Il pointe également des textes tels que la loi sur la restauration de la nature, qui impose la suppression de 25.000 km d’obstacles fluviaux d’ici 2030, qu’il considère comme un frein direct à la résilience hydraulique et à la rentabilité agricole.
M. Viciedo révèle également comment les réglementations du Pacte vert européen non seulement empêchent la reprise — en retardant les réparations des routes et des canaux d’irrigation —, mais menacent également de remplacer la production locale par des importations provenant de pays sans restrictions phytosanitaires. Son appel à abroger cet « ensemble complet de lois » résonne comme un cri d’alarme pour les 40 % d’agriculteurs de la région qui, un an plus tard, n’ont toujours pas pu reprendre leurs activités agricoles.
Epoch Times : Dans une vidéo récente, vous dites que les terres déclarées Domaine Public Hydraulique (DPH) reçoivent « une misère ». Quel impact ces indemnisations ont-elles eu sur les agriculteurs concernés ?
M. Viciedo : Il faut d’abord dire ce qu’est le Domaine Public Hydraulique (DPH). Le DPH est défini à l’article 2 du Texte Refondé de la Loi sur les Eaux (RDL 1/2001) et, selon cette définition, il ne s’agit pas seulement de l’eau : la loi l’entend comme l’ensemble des eaux continentales (de surface et souterraines), des cours d’eau — continus ou discontinus — et des fonds de lacs, lagunes et réservoirs situés en lit public. Ce sont des biens publics de l’État et ils font partie du patrimoine commun que l’Administration est tenue de protéger et de gérer.
Les crues et coulées de boue de la DANA à Valence le 29 octobre 2024, avec des déplacements massifs de terrain, ont largement modifié la configuration géomorphologique des lits des cours d’eau et des rivières dans la zone sinistrée.
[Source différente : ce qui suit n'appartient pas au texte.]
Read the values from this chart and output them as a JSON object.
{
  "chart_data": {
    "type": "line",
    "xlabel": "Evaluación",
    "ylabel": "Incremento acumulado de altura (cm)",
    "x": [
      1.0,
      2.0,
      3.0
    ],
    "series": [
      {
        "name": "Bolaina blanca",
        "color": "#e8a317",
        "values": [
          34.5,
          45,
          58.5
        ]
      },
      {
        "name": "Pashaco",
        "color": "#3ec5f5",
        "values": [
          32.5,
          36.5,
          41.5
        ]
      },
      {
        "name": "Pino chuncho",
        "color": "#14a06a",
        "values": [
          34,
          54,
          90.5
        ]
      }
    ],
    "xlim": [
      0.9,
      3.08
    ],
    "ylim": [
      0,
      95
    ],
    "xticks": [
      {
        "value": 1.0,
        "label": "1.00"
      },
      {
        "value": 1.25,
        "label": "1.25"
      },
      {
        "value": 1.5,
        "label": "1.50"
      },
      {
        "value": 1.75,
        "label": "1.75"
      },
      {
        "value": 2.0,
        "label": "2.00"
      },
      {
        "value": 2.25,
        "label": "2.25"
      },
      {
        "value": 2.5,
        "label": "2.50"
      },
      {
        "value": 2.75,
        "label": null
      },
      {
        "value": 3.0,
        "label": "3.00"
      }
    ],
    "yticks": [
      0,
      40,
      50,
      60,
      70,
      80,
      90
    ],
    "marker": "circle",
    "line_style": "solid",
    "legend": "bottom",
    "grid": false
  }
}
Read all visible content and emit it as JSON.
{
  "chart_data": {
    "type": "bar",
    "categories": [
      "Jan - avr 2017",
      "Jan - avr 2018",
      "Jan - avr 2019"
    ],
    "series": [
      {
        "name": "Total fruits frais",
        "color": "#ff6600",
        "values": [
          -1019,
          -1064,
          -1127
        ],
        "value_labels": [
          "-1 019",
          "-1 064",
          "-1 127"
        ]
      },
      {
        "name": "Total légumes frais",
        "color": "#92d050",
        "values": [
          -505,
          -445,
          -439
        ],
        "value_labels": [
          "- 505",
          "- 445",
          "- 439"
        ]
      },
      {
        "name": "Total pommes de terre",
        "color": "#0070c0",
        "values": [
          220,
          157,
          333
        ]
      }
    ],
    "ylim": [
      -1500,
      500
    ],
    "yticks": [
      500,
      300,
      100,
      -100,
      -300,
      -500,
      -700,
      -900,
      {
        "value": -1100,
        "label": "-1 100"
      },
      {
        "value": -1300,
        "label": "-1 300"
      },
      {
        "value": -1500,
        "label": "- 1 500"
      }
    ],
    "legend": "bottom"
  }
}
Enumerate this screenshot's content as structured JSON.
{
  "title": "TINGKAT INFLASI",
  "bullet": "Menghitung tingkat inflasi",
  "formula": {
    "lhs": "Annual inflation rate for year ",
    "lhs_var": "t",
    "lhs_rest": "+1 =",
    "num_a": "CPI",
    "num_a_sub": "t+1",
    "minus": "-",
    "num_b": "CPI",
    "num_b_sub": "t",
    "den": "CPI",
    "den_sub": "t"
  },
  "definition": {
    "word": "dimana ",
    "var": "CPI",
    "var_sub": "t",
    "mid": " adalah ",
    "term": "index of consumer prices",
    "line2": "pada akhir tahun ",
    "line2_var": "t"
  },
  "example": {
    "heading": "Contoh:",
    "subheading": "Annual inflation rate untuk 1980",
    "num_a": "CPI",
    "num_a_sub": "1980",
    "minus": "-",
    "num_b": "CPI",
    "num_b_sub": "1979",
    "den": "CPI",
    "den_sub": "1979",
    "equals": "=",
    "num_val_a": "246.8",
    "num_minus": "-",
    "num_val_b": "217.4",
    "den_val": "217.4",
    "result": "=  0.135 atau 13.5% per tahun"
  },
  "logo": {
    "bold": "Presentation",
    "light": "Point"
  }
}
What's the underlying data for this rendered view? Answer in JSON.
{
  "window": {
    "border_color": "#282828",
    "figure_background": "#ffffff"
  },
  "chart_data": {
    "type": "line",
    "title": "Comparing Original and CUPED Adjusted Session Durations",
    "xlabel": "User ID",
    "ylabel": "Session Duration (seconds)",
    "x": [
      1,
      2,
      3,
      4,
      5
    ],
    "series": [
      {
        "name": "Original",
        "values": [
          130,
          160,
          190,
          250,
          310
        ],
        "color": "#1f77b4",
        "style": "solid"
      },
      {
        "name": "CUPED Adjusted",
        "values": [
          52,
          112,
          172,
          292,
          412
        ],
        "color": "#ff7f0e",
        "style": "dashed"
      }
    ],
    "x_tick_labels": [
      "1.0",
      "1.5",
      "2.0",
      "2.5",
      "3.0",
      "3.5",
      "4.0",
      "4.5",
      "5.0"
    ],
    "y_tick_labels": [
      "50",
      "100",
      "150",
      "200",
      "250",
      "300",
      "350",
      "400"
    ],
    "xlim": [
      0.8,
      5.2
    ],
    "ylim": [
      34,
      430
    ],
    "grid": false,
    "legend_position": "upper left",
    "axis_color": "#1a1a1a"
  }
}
De ce fait, certaines terres agricoles ont été intégrées au cours d’eau ; cette bande fait désormais partie du DPH, ce qui modifie complètement les utilisations possibles de ces terres.
Un an après la catastrophe, la Confédération Hydrograhique du Júcar n’a toujours pas achevé le bornage des terrains passant en Domaine Public Hydraulique (DPH), de sorte que de nombreux agriculteurs possédant des parcelles contiguës aux cours d’eau ignorent encore si leurs terres le sont restées ou non.
Après la délimitation, l’intéressé doit être notifié, puis dispose d’un mois pour former un recours (selon le cas, en appel ou en réexamen). Le problème est que, dans beaucoup de cas, l’intéressé n’est pas identifié et, dans ce cas, la publication au BOE (Bulletin officiel de l’État) fait office de notification, déclenchant dès le lendemain le calcul des délais. Malheureusement, l’intéressé, comme tout un chacun, ne lit pas le BOE, et ne saura pas que sa parcelle ne lui appartient plus.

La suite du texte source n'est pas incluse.